Mediabrands Australia CEO Danny Bass told the room Initiative would try to help CMOs rediscover their voice at the boardroom.

“I'm yet to meet a marketer that says 'I'm not interested in growing my brand'. We as an industry face challenges where budgets are being cut at boardroom level where marketers no longer have a voice or have the same voice they used to have,” he said.

“That's not beneficial for anyone, whether it be media agencies, creative agencies, media owners. We need more education around marketing, growing brands and the growth that gives to a business.

“When a decision has been made looking at the P&L and a CEO a CFO or a COO, which more often than not it is, we need to make sure marketing has a voice...to show business that it's not just a utility expense like electricity or anything like that. This grows your business."

Bass explained the industry needs to move away from short-termism, so that conversations about reducing media budgets and expecting the same results shift to increasing the budget and proving the benefits this gives to business.

“This new positioning gives us a different conversation...certainly the machine gun approach that agencies have taken in the past of 'let's pitch for everything' doesn't make sense [for us],” he added.

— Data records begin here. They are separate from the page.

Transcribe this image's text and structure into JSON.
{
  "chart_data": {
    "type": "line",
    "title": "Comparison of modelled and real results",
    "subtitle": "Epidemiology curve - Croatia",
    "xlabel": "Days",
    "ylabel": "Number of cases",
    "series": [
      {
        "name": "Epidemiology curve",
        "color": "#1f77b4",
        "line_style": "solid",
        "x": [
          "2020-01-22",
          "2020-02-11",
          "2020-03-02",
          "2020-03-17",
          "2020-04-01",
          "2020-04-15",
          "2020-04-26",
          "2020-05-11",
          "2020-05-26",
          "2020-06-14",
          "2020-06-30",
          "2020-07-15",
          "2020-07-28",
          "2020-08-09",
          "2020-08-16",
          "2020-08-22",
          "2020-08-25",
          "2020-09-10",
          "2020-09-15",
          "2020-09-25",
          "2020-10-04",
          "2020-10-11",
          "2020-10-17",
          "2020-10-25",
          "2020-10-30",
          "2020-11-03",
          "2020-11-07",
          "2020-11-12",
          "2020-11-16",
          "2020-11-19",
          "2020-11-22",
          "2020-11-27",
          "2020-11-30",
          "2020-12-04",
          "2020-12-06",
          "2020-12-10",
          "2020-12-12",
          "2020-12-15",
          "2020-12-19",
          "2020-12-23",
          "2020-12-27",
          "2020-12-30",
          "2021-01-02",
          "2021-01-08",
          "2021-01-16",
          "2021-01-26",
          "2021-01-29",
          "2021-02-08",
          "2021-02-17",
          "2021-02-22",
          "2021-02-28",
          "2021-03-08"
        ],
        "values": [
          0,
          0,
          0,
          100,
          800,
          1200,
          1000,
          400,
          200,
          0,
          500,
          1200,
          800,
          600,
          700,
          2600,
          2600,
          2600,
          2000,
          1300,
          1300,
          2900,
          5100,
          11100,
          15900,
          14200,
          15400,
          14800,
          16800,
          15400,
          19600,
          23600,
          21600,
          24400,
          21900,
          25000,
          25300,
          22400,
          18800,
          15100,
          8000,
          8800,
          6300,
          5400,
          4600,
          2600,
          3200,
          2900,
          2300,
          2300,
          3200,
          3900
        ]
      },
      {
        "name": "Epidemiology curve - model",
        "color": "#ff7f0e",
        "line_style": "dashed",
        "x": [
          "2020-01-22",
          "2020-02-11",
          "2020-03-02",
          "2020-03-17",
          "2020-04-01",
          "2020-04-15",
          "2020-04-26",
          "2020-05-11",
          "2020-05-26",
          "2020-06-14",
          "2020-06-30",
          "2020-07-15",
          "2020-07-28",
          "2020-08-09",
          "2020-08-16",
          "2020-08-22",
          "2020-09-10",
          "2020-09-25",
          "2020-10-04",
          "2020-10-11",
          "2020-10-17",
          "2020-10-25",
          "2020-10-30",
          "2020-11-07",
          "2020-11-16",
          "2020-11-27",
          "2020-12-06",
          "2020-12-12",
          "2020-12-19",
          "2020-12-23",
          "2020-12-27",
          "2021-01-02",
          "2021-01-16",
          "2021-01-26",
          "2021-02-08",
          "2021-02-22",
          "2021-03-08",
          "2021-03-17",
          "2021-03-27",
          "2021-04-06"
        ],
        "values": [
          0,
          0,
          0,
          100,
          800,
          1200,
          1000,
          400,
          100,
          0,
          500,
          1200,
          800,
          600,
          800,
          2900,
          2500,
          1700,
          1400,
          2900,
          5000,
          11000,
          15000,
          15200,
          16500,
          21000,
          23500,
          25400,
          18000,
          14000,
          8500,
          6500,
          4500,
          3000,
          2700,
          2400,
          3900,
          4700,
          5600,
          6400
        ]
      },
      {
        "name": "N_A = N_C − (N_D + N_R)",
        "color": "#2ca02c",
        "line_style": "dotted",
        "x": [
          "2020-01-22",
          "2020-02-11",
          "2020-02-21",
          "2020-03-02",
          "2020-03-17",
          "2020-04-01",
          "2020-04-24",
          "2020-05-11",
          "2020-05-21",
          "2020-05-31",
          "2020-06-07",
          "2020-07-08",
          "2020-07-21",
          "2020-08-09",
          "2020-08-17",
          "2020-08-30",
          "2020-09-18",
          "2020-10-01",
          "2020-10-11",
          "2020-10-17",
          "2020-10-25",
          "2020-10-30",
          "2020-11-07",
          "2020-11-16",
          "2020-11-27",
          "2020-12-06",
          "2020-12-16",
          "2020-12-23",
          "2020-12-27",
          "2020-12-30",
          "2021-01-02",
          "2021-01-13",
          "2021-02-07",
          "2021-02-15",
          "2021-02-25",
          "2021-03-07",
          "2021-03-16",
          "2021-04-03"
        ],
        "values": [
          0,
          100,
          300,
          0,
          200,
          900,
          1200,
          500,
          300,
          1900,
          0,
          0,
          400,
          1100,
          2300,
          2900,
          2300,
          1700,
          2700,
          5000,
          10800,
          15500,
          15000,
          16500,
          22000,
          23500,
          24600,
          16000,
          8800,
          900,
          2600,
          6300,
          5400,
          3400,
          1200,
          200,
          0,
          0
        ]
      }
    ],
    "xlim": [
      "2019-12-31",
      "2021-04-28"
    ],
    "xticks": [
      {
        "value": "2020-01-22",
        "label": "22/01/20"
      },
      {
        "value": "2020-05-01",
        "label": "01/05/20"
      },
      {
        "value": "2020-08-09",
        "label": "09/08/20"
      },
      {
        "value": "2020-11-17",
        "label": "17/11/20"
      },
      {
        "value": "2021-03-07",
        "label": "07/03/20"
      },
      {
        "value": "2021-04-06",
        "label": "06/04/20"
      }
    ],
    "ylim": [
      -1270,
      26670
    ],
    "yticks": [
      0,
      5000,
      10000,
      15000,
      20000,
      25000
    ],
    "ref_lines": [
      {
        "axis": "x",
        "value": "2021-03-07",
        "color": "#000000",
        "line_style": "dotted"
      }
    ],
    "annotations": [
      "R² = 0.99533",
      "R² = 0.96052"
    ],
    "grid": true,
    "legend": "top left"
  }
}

How are they going to do this?

Initiative has recruited talent to several key positions in the past year to inject new skills and a fresh mindset – jokingly referred to as the 'media avengers team'.

Aside from Fein, the business hired Burrell to drive strategy and creative Michael Stanford as chief client solutions officer. Stanford has previously worked as creative director of Ten's branded entertainment division as well as GPY&R and McCann.

Shaun Briggs was recruited from Dentsu Mitchell to lead Initiative's Melbourne office.

In Sydney, John Dawson will lead Initiative's communications design division, Andrew Cambridge is head of digital and Ian Smith is head of partnerships.

The only 'old timer' presenting Initiative's new vision was chief operating officer Geoff Clarke.

These recruits will lead the four divisions in which Initiative plans to help clients drive cultural branding: sports partnerships, communications design, strategy and content partnerships.

The agency will also restructure how it operates to move towards a client team approach, where resources are built around client needs. This means having resources from support businesses like Cadreon, Society and Ansible sit within client teams rather than drawing on them from different parts of Mediabrands on a needs basis.

“Not every client needs a mobile specialist or a client specialist, but for those that do that's exactly what they'll have. The people who work on the client will have access to the right people, the right tech and everything else,” Bass explained.

“Someone might be employed by Society but will be located within Initiative on a specific clients. What the client wont see is seven different logos.”

This recognises the fact that many clients are increasingly frustrated at dealing with too many agency partner contact points.

This doesn't mean support businesses will be broken up; Cadreon's 120-strong workforce, which pretty much occupies a whole level of Mediabrands HQ, will still sit together where they can power thinking and activation for the group.

Initiative no longer sits within the Mediabrands mothership, it recently shut its 'blue door' to move offices to a new 'blue house' down the road.

It's another step towards giving Initiative its own look and feel, away from its larger stablemate UM.

Initiative – the cultural branding agency – has now launched. Time will tell if it succeeds in driving longer term thinking in marketing.